# Bleaching



## Sir_BlackhOle (Jan 25, 2004)

I just got my first crypt-Cryptocoryne wendtii, along with some Java Fern and Nymphoides aquatica - Banana plant. I have a question about bleaching them. What is the best method for bleaching crypts? Should I even attempt it? Any tips to get wendtii growing good? I already fertilize and have laterite. Lighting is 2 watts per gallon for now, new power compact will be coming soon. 

Thanks!


----------



## HeyPK (Jan 23, 2004)

Crypts are pretty resistant to the bleach treatment. Some of the leaves may die back, but the rhizome is not bothered, and new leaves soon sprout. I would give crypts four minutes in 5% bleach, several good rinses, and then they go right into a well-lit tank. Float them for several weeks until you see some new roots and leaves. Then plant in the substrate. This tank *must* be free of hair algae, or you have wasted your time bleaching the crypts. The purpose of the bleach treatment is to eliminate hair algae from the tank. If you just bleach the plants and then put them in a tank that already has hair algae, then it will just climb on the treated plants in practically no time. If you don't have some kind of well-lit hair algae free set up to put the treated plants into, don't bother treating them. They really go down hill fast if they are forced to wait around in plastic bags or trays of water for days after the bleach treatment. For that matter, they don't keep very well under those conditions even if they have not been given the treatment.

Crypts take a while to get established. They need to get their roots down into arich soil or, better, a soil-peat mixture. Once they are well established, they will start sending out underground rhizomes and sending up little plants near the parent plant. They should be left alone for long periods of time. Replanting is always a set-back that requires months to recover from.

Java fern is also pretty resistant to the bleach treatment. The leaves may be killed, but the rhizome is not, and it will send up new leaves soon. Keep the iron in the water up for Java ferns as well as for the Crypts.

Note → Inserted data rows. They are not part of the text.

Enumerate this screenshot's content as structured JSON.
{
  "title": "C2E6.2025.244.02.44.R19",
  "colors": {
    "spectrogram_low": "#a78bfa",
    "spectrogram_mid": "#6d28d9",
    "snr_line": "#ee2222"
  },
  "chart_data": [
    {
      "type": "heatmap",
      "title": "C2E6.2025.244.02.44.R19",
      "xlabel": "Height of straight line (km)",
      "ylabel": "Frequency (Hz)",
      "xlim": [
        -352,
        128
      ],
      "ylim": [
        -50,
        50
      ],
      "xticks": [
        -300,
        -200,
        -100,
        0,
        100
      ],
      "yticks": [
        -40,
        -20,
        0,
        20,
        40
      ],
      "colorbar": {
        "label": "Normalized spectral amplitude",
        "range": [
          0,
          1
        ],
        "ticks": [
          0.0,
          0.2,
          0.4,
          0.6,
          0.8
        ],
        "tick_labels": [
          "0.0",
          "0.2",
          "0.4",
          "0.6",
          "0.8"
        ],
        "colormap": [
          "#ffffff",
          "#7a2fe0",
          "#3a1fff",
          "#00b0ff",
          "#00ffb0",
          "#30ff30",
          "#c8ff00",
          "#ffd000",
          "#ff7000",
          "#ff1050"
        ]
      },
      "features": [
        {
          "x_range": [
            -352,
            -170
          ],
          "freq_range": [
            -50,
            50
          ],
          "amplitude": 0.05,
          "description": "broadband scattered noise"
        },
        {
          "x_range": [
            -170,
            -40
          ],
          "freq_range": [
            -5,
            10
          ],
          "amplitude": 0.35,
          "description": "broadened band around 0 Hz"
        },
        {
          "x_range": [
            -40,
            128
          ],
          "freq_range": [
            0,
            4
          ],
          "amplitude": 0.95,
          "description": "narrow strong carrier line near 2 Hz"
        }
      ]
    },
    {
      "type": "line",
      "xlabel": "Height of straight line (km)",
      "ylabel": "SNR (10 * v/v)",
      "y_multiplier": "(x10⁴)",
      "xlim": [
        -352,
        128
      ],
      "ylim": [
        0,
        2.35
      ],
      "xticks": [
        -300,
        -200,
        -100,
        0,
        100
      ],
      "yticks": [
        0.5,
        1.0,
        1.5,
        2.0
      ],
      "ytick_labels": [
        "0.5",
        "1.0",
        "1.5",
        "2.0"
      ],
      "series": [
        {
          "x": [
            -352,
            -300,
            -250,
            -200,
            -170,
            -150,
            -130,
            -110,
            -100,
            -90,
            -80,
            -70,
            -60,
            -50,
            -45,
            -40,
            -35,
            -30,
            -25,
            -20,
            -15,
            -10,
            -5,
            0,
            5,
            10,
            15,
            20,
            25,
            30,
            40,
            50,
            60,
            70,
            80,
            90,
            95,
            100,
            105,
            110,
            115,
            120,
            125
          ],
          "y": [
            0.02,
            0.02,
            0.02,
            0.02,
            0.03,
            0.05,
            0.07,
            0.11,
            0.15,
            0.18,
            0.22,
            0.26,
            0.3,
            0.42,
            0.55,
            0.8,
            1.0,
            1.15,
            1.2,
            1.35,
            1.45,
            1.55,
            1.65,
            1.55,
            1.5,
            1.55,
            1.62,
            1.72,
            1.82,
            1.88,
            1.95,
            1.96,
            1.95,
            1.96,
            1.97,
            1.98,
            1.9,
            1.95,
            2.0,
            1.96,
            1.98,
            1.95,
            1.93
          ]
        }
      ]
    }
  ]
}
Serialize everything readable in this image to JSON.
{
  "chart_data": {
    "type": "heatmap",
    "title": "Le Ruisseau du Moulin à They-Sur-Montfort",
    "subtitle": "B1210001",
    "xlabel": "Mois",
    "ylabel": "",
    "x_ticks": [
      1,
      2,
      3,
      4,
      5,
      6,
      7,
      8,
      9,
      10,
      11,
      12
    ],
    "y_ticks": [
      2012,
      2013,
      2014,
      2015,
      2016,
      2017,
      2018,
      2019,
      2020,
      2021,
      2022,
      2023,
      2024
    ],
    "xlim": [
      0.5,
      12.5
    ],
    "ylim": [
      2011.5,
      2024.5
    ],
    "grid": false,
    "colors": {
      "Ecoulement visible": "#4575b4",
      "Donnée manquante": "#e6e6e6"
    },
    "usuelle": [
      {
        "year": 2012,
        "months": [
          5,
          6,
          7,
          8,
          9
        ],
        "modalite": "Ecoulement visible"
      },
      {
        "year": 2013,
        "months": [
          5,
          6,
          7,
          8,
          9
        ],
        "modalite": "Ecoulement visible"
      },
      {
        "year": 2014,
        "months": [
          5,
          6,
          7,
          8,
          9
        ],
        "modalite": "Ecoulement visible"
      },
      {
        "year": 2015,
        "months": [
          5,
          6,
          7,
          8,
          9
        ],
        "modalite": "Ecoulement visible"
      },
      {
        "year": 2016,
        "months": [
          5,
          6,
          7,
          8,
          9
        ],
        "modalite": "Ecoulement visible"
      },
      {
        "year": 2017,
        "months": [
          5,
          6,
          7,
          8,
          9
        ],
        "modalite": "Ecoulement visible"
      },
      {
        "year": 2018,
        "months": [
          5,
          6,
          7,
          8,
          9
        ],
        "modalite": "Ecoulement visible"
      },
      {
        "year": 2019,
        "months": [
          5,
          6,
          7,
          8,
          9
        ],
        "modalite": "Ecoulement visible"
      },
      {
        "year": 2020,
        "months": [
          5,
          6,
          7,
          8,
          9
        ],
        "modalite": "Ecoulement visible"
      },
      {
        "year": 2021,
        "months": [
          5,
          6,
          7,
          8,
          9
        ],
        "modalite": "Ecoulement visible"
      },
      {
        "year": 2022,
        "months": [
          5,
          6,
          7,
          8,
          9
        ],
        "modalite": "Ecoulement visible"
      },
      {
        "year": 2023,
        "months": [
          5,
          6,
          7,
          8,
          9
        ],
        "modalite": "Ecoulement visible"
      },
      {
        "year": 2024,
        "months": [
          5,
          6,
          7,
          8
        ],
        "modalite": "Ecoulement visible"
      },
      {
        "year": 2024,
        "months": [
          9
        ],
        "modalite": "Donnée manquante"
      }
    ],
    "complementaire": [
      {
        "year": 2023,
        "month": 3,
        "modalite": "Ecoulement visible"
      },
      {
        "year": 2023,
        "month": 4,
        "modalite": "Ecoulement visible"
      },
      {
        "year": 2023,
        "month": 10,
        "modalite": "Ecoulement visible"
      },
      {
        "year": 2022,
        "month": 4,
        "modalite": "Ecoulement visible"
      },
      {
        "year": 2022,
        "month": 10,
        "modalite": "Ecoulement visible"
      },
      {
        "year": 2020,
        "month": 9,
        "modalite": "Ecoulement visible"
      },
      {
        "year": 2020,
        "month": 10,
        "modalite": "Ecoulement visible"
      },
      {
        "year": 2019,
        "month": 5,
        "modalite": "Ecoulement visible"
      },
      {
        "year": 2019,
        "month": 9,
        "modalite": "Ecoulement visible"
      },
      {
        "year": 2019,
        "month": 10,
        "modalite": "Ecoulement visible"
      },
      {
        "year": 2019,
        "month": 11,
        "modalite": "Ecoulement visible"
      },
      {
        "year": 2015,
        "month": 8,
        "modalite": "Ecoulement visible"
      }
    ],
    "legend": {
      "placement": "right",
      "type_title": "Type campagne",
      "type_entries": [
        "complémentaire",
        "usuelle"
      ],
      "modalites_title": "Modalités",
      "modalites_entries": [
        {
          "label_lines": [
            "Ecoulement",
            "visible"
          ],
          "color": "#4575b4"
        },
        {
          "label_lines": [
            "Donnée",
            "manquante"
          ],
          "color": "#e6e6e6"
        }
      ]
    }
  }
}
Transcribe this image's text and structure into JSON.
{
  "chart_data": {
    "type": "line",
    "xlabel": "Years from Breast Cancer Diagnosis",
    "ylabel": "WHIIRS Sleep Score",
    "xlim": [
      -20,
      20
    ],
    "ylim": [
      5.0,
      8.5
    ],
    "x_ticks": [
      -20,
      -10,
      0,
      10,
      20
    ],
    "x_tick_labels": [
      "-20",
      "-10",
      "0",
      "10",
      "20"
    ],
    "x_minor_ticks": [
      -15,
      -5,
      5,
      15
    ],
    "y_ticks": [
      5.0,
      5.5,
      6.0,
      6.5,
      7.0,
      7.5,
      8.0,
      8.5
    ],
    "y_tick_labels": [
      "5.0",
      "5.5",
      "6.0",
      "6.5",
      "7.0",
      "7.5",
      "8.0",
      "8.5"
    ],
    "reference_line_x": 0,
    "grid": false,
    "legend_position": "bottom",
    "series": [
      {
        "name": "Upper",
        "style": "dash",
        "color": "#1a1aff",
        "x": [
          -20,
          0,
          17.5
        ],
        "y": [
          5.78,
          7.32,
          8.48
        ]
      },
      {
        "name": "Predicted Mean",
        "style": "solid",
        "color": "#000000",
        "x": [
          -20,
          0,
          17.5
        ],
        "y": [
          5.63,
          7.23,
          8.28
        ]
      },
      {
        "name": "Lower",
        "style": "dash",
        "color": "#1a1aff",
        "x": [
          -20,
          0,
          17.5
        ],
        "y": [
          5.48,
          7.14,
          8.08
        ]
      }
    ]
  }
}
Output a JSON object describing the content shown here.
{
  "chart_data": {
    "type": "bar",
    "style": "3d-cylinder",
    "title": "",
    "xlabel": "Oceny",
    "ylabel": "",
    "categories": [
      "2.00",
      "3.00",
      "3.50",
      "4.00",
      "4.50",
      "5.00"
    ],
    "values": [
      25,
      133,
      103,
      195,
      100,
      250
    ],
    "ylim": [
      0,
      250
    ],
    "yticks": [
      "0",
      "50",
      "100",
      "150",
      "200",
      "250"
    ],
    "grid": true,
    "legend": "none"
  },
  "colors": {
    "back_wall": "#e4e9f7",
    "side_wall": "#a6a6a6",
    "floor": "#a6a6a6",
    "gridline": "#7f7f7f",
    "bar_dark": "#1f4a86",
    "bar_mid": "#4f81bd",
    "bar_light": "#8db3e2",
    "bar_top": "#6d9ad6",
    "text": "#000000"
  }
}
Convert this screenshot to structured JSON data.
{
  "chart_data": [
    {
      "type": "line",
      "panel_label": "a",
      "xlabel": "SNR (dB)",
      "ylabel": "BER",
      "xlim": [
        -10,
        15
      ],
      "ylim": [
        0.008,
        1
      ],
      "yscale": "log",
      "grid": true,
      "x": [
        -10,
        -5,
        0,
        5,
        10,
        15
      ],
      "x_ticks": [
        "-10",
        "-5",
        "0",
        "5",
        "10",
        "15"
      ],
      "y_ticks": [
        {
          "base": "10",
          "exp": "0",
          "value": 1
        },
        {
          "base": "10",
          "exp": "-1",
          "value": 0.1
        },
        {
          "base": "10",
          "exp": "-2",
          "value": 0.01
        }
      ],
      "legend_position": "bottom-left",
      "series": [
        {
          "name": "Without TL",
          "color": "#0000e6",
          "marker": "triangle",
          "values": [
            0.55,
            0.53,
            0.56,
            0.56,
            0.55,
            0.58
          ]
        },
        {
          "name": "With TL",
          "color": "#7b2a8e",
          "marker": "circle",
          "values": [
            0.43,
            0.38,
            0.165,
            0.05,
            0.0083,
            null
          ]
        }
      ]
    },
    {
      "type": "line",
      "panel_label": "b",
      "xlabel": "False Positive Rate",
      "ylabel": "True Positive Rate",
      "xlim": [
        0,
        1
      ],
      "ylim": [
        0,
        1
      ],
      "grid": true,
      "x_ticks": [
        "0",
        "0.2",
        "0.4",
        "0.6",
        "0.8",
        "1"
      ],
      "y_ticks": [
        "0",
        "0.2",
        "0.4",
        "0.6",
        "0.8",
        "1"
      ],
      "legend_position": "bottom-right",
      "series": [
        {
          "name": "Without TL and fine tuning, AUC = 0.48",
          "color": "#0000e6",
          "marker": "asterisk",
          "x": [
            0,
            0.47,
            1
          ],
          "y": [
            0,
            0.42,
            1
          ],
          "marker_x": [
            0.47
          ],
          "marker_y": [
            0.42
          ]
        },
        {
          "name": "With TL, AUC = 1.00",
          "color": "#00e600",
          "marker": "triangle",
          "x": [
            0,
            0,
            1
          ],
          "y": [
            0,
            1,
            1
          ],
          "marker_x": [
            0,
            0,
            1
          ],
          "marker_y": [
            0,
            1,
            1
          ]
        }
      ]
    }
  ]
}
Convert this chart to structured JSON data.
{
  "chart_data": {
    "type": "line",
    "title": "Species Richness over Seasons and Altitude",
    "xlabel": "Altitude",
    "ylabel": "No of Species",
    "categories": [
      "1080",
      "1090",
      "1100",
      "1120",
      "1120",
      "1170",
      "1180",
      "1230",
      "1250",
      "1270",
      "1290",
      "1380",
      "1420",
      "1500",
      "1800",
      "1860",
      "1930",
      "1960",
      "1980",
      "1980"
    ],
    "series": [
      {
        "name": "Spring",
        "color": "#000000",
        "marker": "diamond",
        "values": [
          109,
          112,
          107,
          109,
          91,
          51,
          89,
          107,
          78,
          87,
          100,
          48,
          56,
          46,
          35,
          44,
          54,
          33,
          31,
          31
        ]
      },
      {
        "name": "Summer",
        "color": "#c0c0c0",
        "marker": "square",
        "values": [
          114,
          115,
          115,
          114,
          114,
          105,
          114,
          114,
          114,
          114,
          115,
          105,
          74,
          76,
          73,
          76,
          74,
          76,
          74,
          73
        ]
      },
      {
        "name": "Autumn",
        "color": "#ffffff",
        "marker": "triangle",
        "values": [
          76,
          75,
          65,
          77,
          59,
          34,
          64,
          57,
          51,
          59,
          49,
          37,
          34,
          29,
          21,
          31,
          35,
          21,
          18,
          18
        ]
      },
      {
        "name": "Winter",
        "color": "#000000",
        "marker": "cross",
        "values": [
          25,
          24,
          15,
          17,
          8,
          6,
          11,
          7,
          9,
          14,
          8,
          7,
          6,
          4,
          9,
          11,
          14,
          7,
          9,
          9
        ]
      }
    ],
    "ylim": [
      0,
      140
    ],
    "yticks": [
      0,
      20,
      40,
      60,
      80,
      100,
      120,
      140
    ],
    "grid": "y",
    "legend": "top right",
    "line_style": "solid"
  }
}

I never had a banana plant, but it looks like it would be fairly resistant to the bleach. Treat the same way as the others.


----------



## Sir_BlackhOle (Jan 25, 2004)

Thanks for the info! I went ahead and put them in without treating them because I dont think they had any hair algae. My substrate is laterite/gravel. I planted the crypt with the rhizome just above the surface of the gravel, which I think is correct. Hopefully it will do well. There were three of four little plantlets.


----------